Let’s take a look at the photo above. A classical vertical clip setup. Dish directly above the camera, reflector from down below the model.
Take a look at the comparison. One shot without the reflector and one shot with the reflector. Same settings for the export of the JPGs, same camera settings, same everything… except the usage of the reflector.
You can see different aspects of working with reflectos on these two photos.
- MOST IMPORTANT!!! More light makes no better photo :-) I personally prefer the photo on the left.
- The amount of the light reflected is huge. And we only used the wide side of the bouncer.

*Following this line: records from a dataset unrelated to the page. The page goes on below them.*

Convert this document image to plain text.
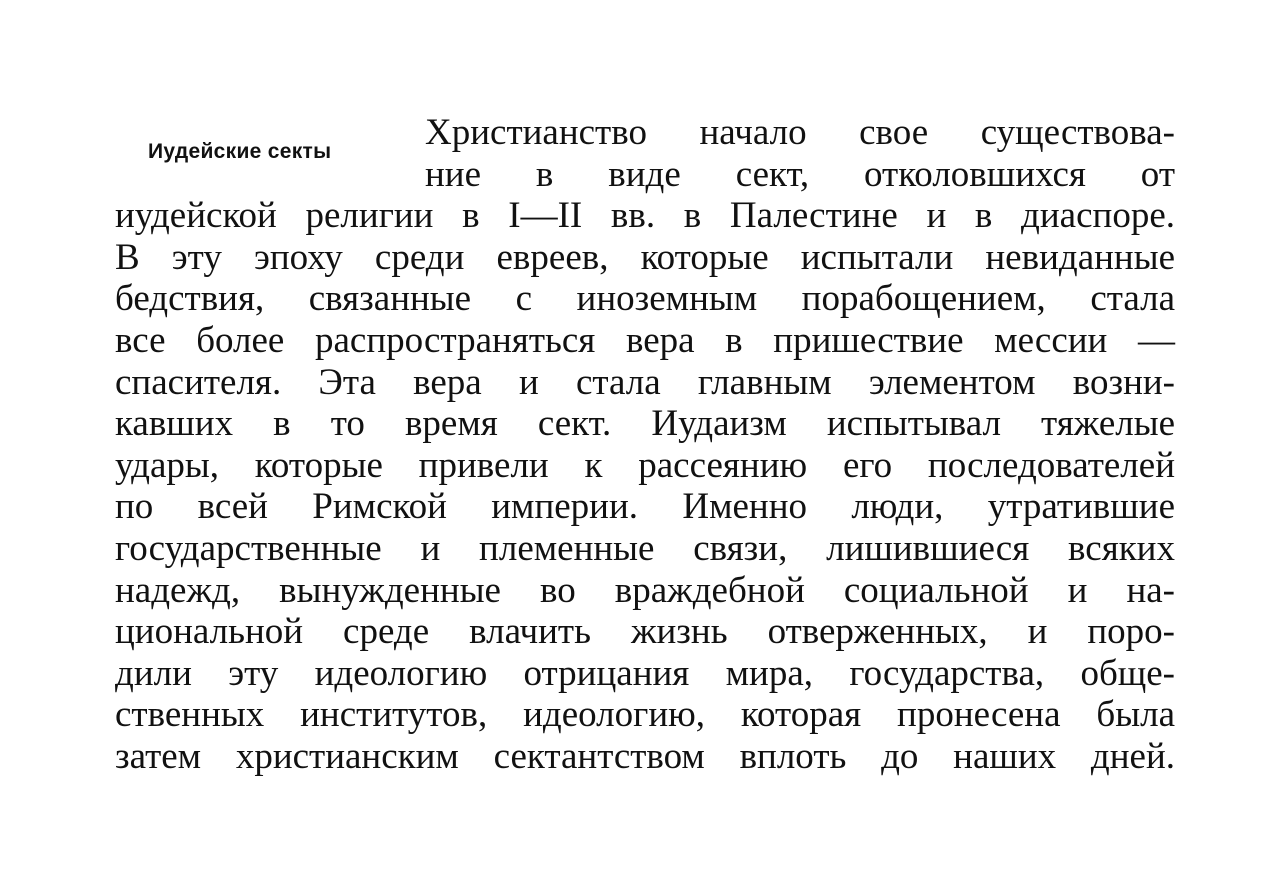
Иудейские секты	Христианство начало свое существова-
ние в виде сект, отколовшихся от
иудейской религии в I—II вв. в Палестине и в диаспоре.
В эту эпоху среди евреев, которые испытали невиданные
бедствия, связанные с иноземным порабощением, стала
все более распространяться вера в пришествие мессии —
спасителя. Эта вера и стала главным элементом возни-
кавших в то время сект. Иудаизм испытывал тяжелые
удары, которые привели к рассеянию его последователей
по всей Римской империи. Именно люди, утратившие
государственные и племенные связи, лишившиеся всяких
надежд, вынужденные во враждебной социальной и на-
циональной среде влачить жизнь отверженных, и поро-
дили эту идеологию отрицания мира, государства, обще-
ственных институтов, идеологию, которая пронесена была
затем христианским сектантством вплоть до наших дней.
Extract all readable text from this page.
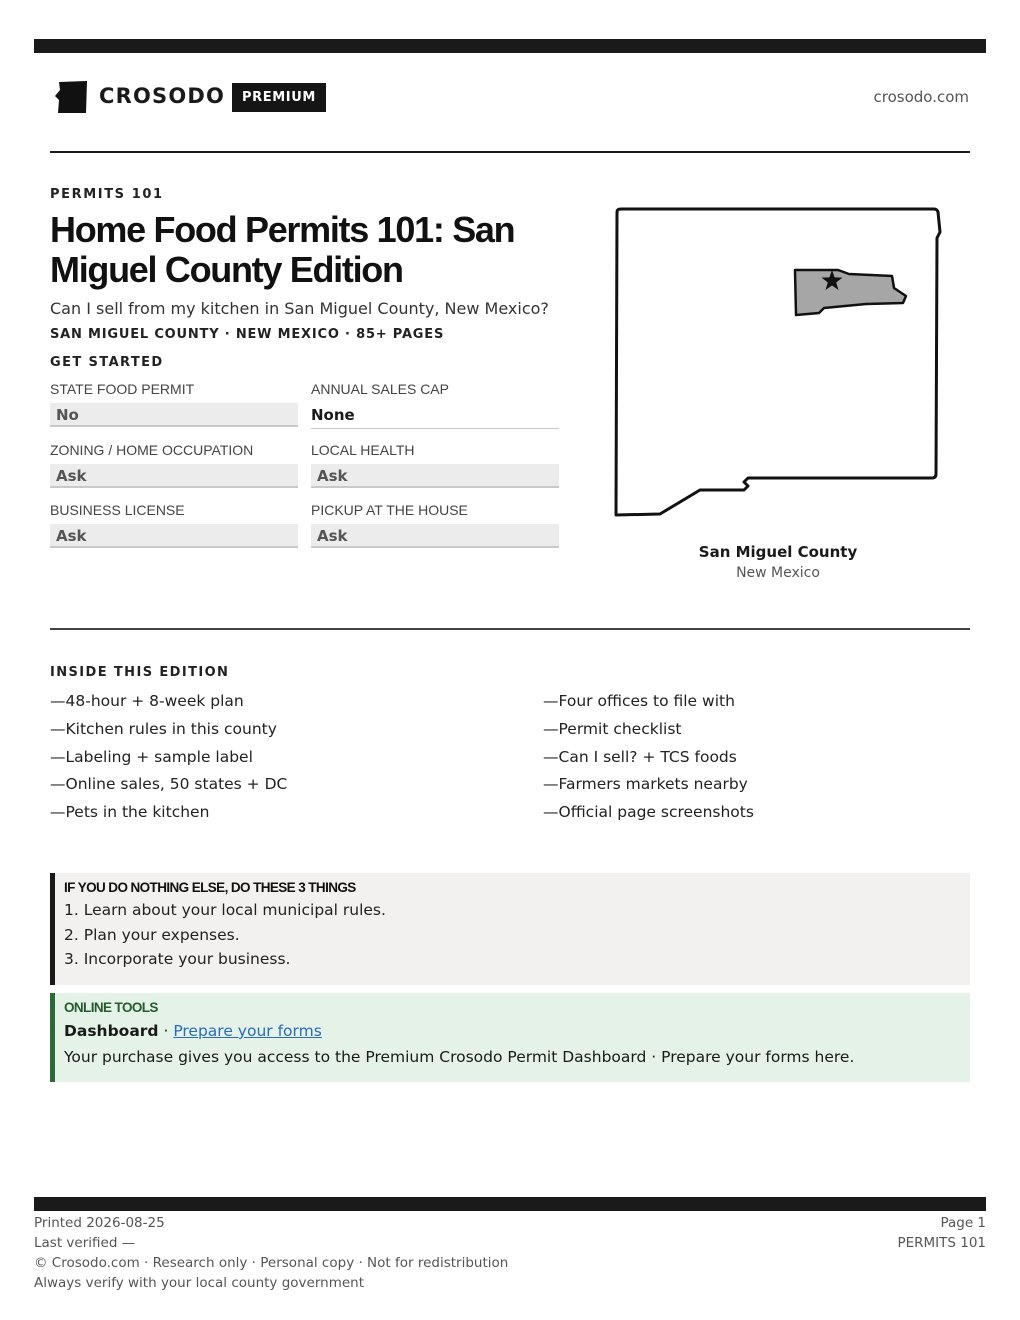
CROSODO	PREMIUM	crosodo.com
PERMITS 101
Home Food Permits 101: San Miguel County Edition
Can I sell from my kitchen in San Miguel County, New Mexico?
SAN MIGUEL COUNTY · NEW MEXICO · 85+ PAGES
GET STARTED
STATE FOOD PERMIT
No
ANNUAL SALES CAP
None
ZONING / HOME OCCUPATION
Ask
LOCAL HEALTH
Ask
BUSINESS LICENSE
Ask
PICKUP AT THE HOUSE
Ask
San Miguel County
New Mexico
INSIDE THIS EDITION
—48-hour + 8-week plan
—Kitchen rules in this county
—Labeling + sample label
—Online sales, 50 states + DC
—Pets in the kitchen
—Four offices to file with
—Permit checklist
—Can I sell? + TCS foods
—Farmers markets nearby
—Official page screenshots
IF YOU DO NOTHING ELSE, DO THESE 3 THINGS
1. Learn about your local municipal rules.
2. Plan your expenses.
3. Incorporate your business.
ONLINE TOOLS
Dashboard · Prepare your forms
Your purchase gives you access to the Premium Crosodo Permit Dashboard · Prepare your forms here.
Printed 2026-08-25
Last verified —
© Crosodo.com · Research only · Personal copy · Not for redistribution
Always verify with your local county government
Page 1
PERMITS 101
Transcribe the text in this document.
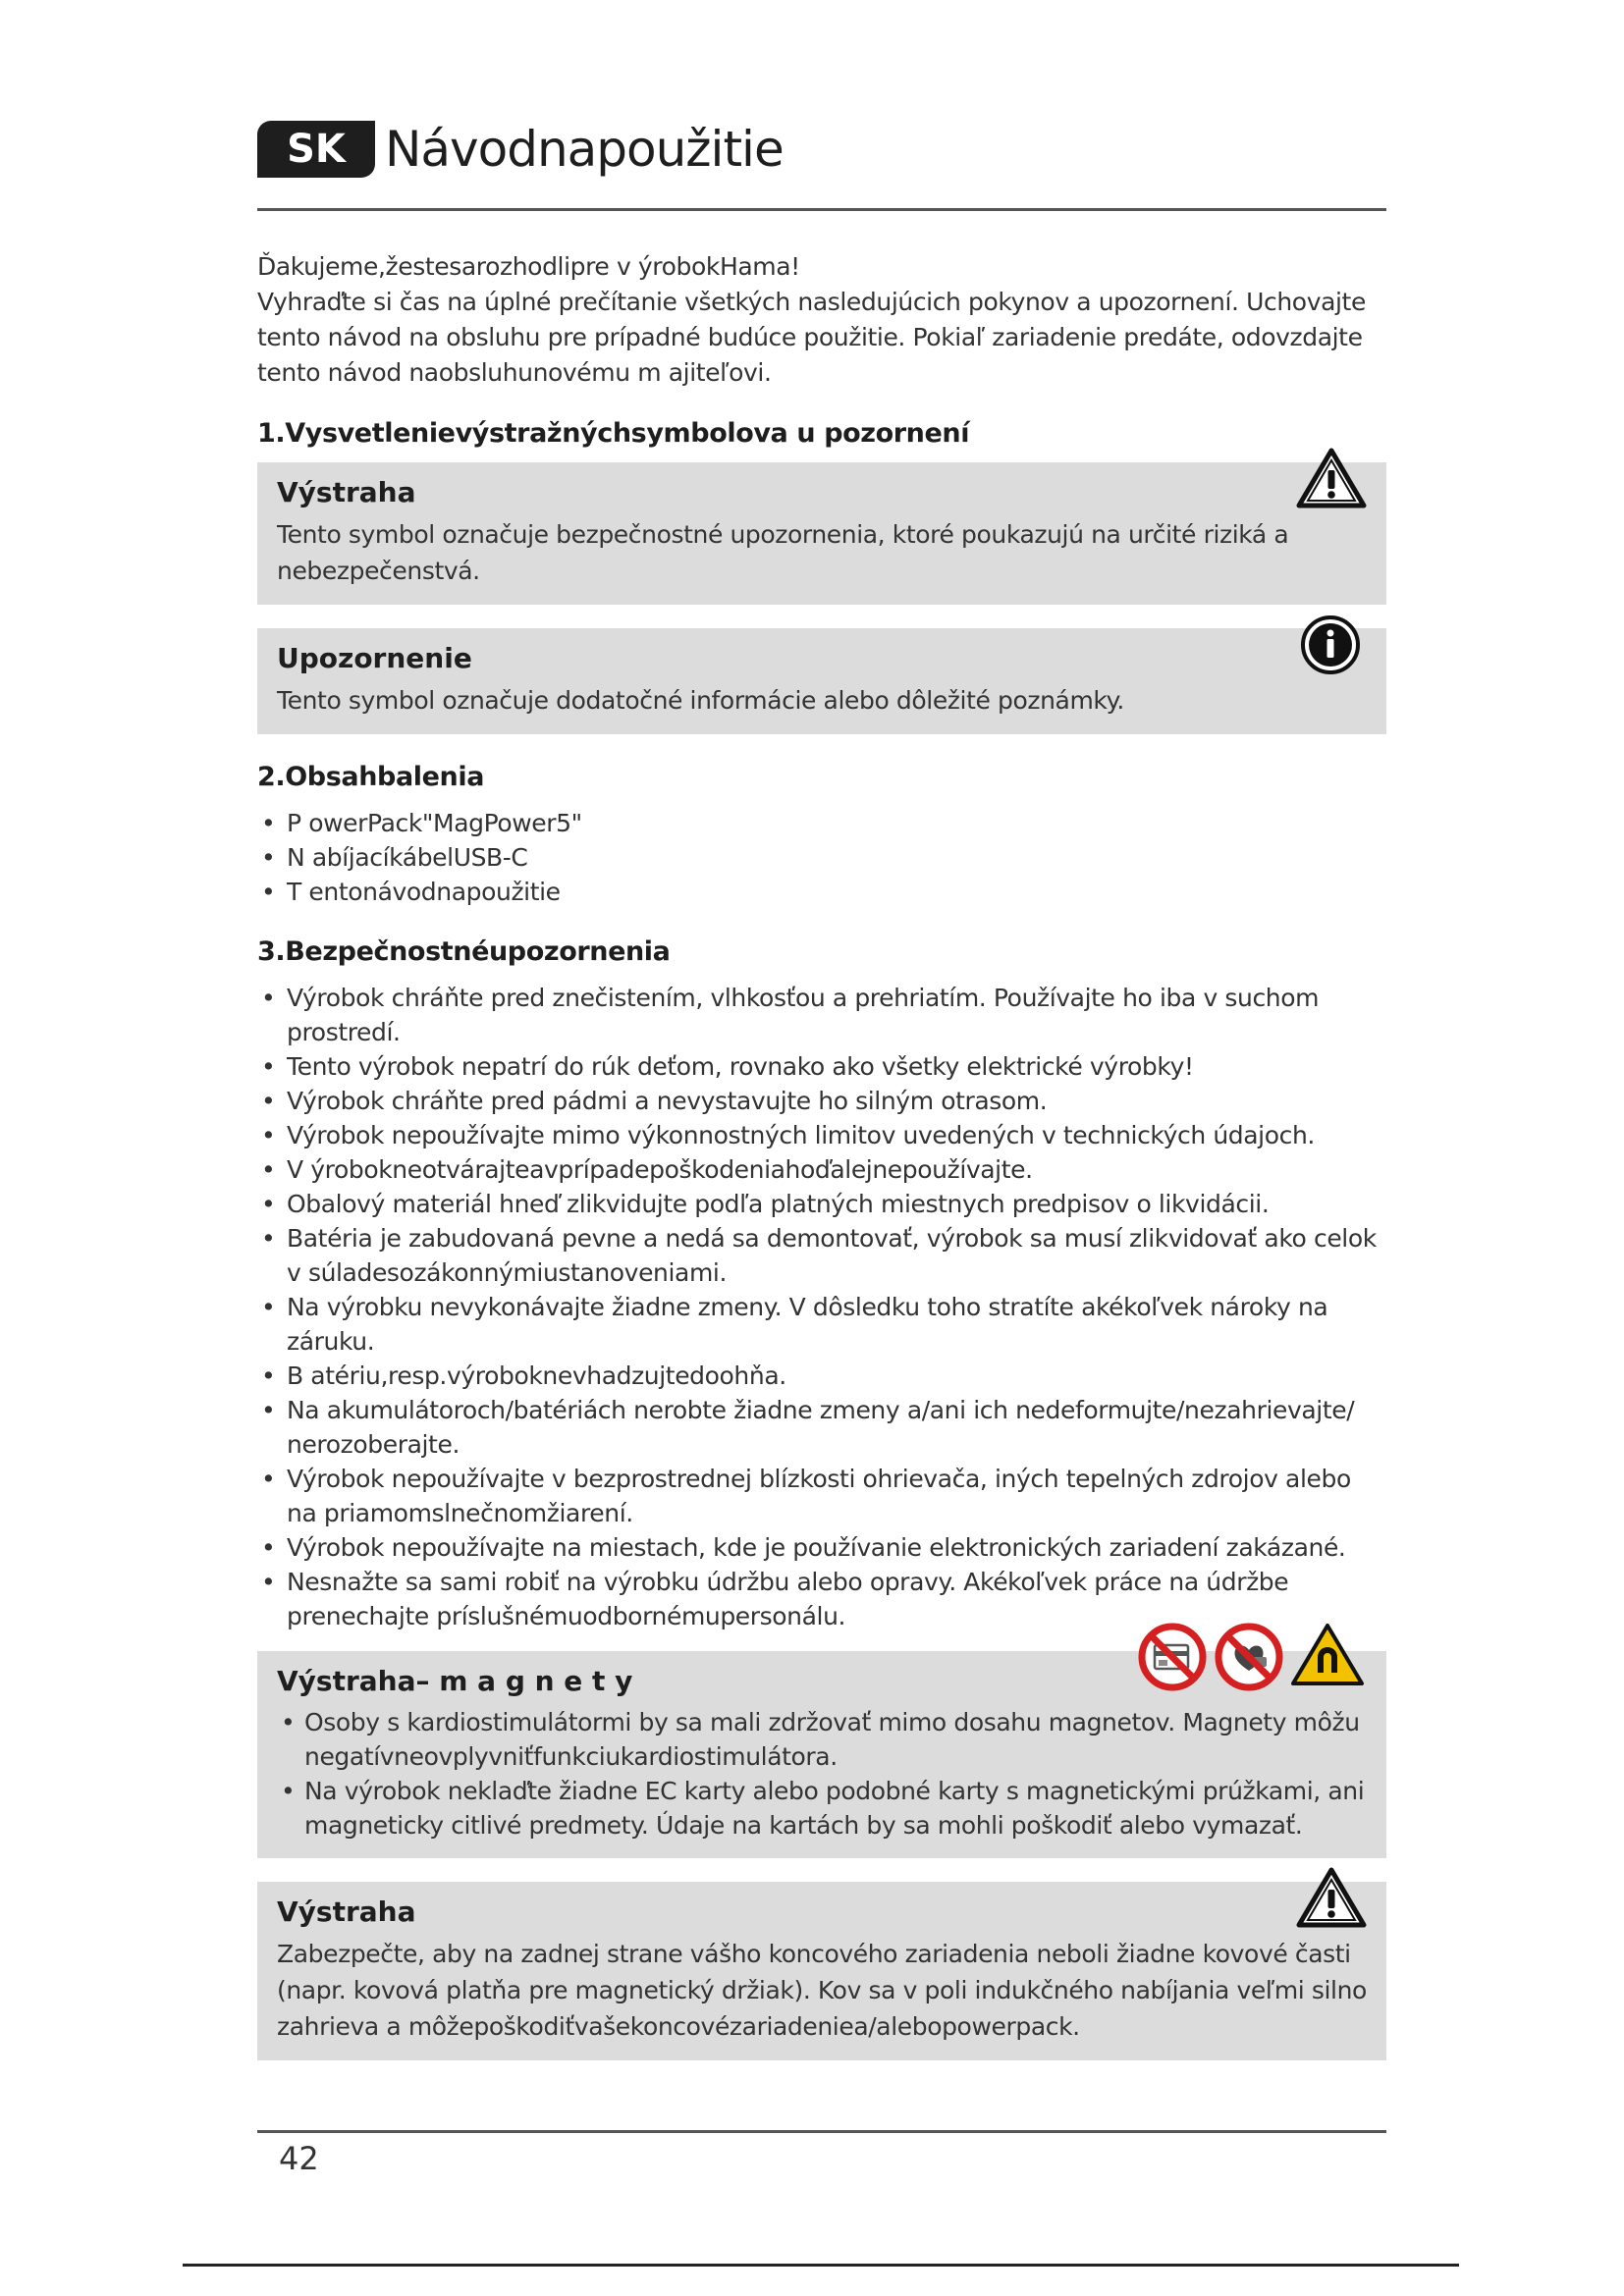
SK Návodnapoužitie

Ďakujeme,žestesarozhodlipre v ýrobokHama!

Vyhraďte si čas na úplné prečítanie všetkých nasledujúcich pokynov a upozornení. Uchovajte tento návod na obsluhu pre prípadné budúce použitie. Pokiaľ zariadenie predáte, odovzdajte tento návod naobsluhunovému m ajiteľovi.

1.Vysvetlenievýstražnýchsymbolova u pozornení

Výstraha

Tento symbol označuje bezpečnostné upozornenia, ktoré poukazujú na určité riziká a nebezpečenstvá.

Upozornenie

Tento symbol označuje dodatočné informácie alebo dôležité poznámky.

2.Obsahbalenia
• P owerPack"MagPower5"
• N abíjacíkábelUSB-C
• T entonávodnapoužitie
3.Bezpečnostnéupozornenia
• Výrobok chráňte pred znečistením, vlhkosťou a prehriatím. Používajte ho iba v suchom prostredí.
• Tento výrobok nepatrí do rúk deťom, rovnako ako všetky elektrické výrobky!
• Výrobok chráňte pred pádmi a nevystavujte ho silným otrasom.
• Výrobok nepoužívajte mimo výkonnostných limitov uvedených v technických údajoch.
• V ýrobokneotvárajteavprípadepoškodeniahoďalejnepoužívajte.
• Obalový materiál hneď zlikvidujte podľa platných miestnych predpisov o likvidácii.
• Batéria je zabudovaná pevne a nedá sa demontovať, výrobok sa musí zlikvidovať ako celok v súladesozákonnýmiustanoveniami.
• Na výrobku nevykonávajte žiadne zmeny. V dôsledku toho stratíte akékoľvek nároky na záruku.
• B atériu,resp.výroboknevhadzujtedoohňa.
• Na akumulátoroch/batériách nerobte žiadne zmeny a/ani ich nedeformujte/nezahrievajte/ nerozoberajte.
• Výrobok nepoužívajte v bezprostrednej blízkosti ohrievača, iných tepelných zdrojov alebo na priamomslnečnomžiarení.
• Výrobok nepoužívajte na miestach, kde je používanie elektronických zariadení zakázané.
• Nesnažte sa sami robiť na výrobku údržbu alebo opravy. Akékoľvek práce na údržbe prenechajte príslušnémuodbornémupersonálu.

Výstraha– m a g n e t y

• Osoby s kardiostimulátormi by sa mali zdržovať mimo dosahu magnetov. Magnety môžu negatívneovplyvniťfunkciukardiostimulátora.
• Na výrobok neklaďte žiadne EC karty alebo podobné karty s magnetickými prúžkami, ani magneticky citlivé predmety. Údaje na kartách by sa mohli poškodiť alebo vymazať.

Výstraha

Zabezpečte, aby na zadnej strane vášho koncového zariadenia neboli žiadne kovové časti (napr. kovová platňa pre magnetický držiak). Kov sa v poli indukčného nabíjania veľmi silno zahrieva a môžepoškodiťvašekoncovézariadeniea/alebopowerpack.

42
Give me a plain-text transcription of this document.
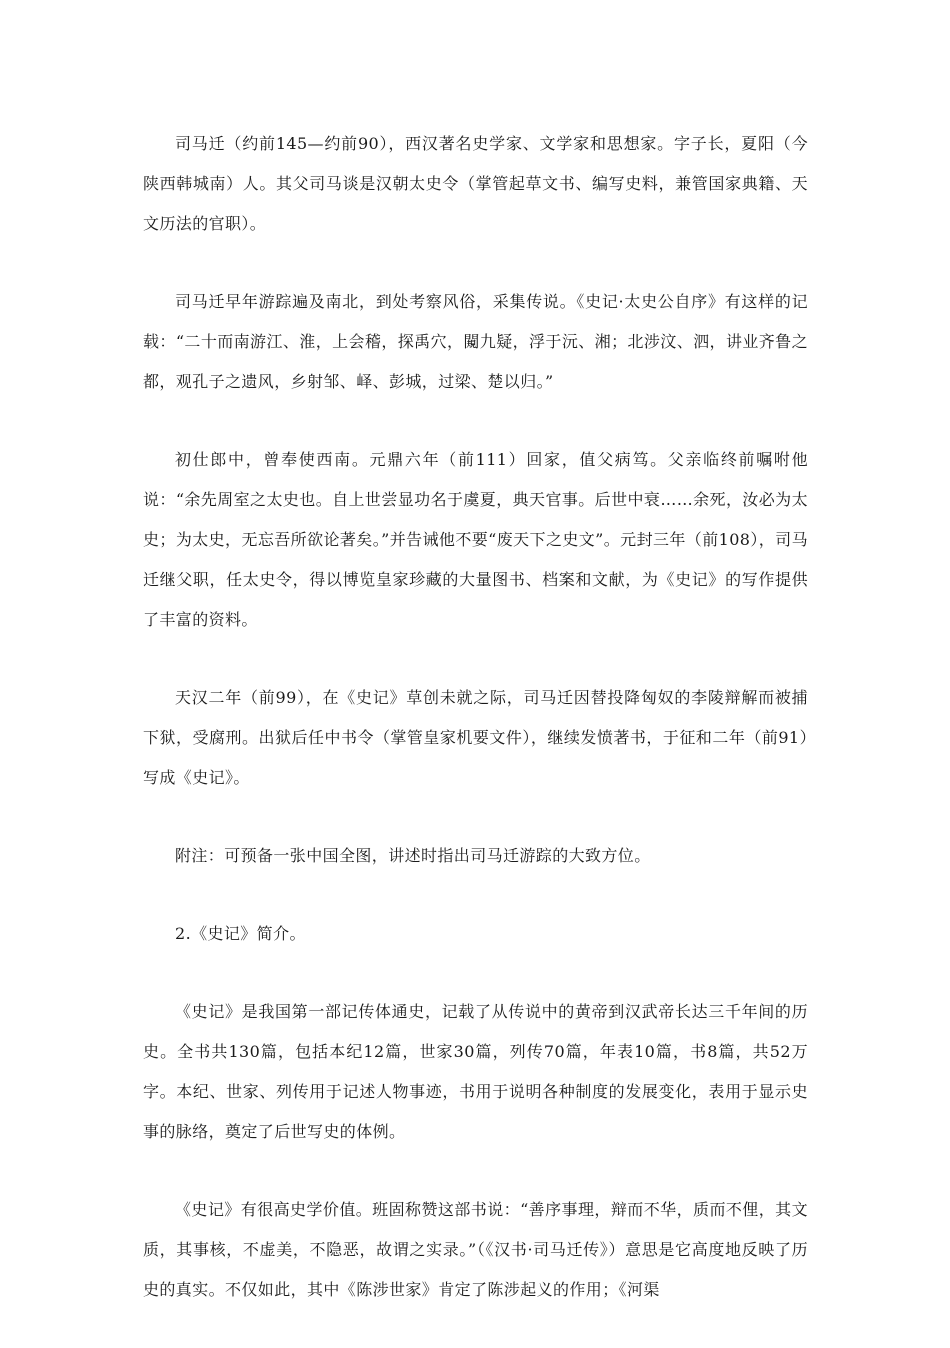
司马迁（约前145—约前90），西汉著名史学家、文学家和思想家。字子长，夏阳（今陕西韩城南）人。其父司马谈是汉朝太史令（掌管起草文书、编写史料，兼管国家典籍、天文历法的官职）。

司马迁早年游踪遍及南北，到处考察风俗，采集传说。《史记·太史公自序》有这样的记载：“二十而南游江、淮，上会稽，探禹穴，闚九疑，浮于沅、湘；北涉汶、泗，讲业齐鲁之都，观孔子之遗风，乡射邹、峄、彭城，过梁、楚以归。”

初仕郎中，曾奉使西南。元鼎六年（前111）回家，值父病笃。父亲临终前嘱咐他说：“余先周室之太史也。自上世尝显功名于虞夏，典天官事。后世中衰……余死，汝必为太史；为太史，无忘吾所欲论著矣。”并告诫他不要“废天下之史文”。元封三年（前108），司马迁继父职，任太史令，得以博览皇家珍藏的大量图书、档案和文献，为《史记》的写作提供了丰富的资料。

天汉二年（前99），在《史记》草创未就之际，司马迁因替投降匈奴的李陵辩解而被捕下狱，受腐刑。出狱后任中书令（掌管皇家机要文件），继续发愤著书，于征和二年（前91）写成《史记》。

附注：可预备一张中国全图，讲述时指出司马迁游踪的大致方位。

2.《史记》简介。

《史记》是我国第一部记传体通史，记载了从传说中的黄帝到汉武帝长达三千年间的历史。全书共130篇，包括本纪12篇，世家30篇，列传70篇，年表10篇，书8篇，共52万字。本纪、世家、列传用于记述人物事迹，书用于说明各种制度的发展变化，表用于显示史事的脉络，奠定了后世写史的体例。

《史记》有很高史学价值。班固称赞这部书说：“善序事理，辩而不华，质而不俚，其文质，其事核，不虚美，不隐恶，故谓之实录。”（《汉书·司马迁传》）意思是它高度地反映了历史的真实。不仅如此，其中《陈涉世家》肯定了陈涉起义的作用；《河渠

- The shadow is still visible. The active mainlight is still dominating the lighting.
When using a reflector, you can control the intensity by the chosen material (the kind of surface on the reflector), the distance and the size of the reflector.
- The closer you move the bouncer to the model, the brighter it gets.
- The more mirror-like the surface gets, the more light is being reflected.
- The bigger the reflector is, the brighter it gets.
The final conclusion is fairly simple. Start working with reflectors. Reflectors can make a huge difference when lighting portraits. Keep in mind, that a reflector is no active light source. The reflecting light can never be stronger than the lightsource itself but it is very seldom to have a need of that. Lighting up shadows is not killing them :-)…
As a small hint at the end of this posting. Take a close look at the angle of the reflector. The reflector is slightly turned away from the model. Some photographers have problems finding the right position and angle. Sometimes the right angle makes the reflector face away from the model. It’s perfectly normal and the angle is defined by the incoming angle of the light. When working with reflectors you simply have to get used to it. There a special rules, know them.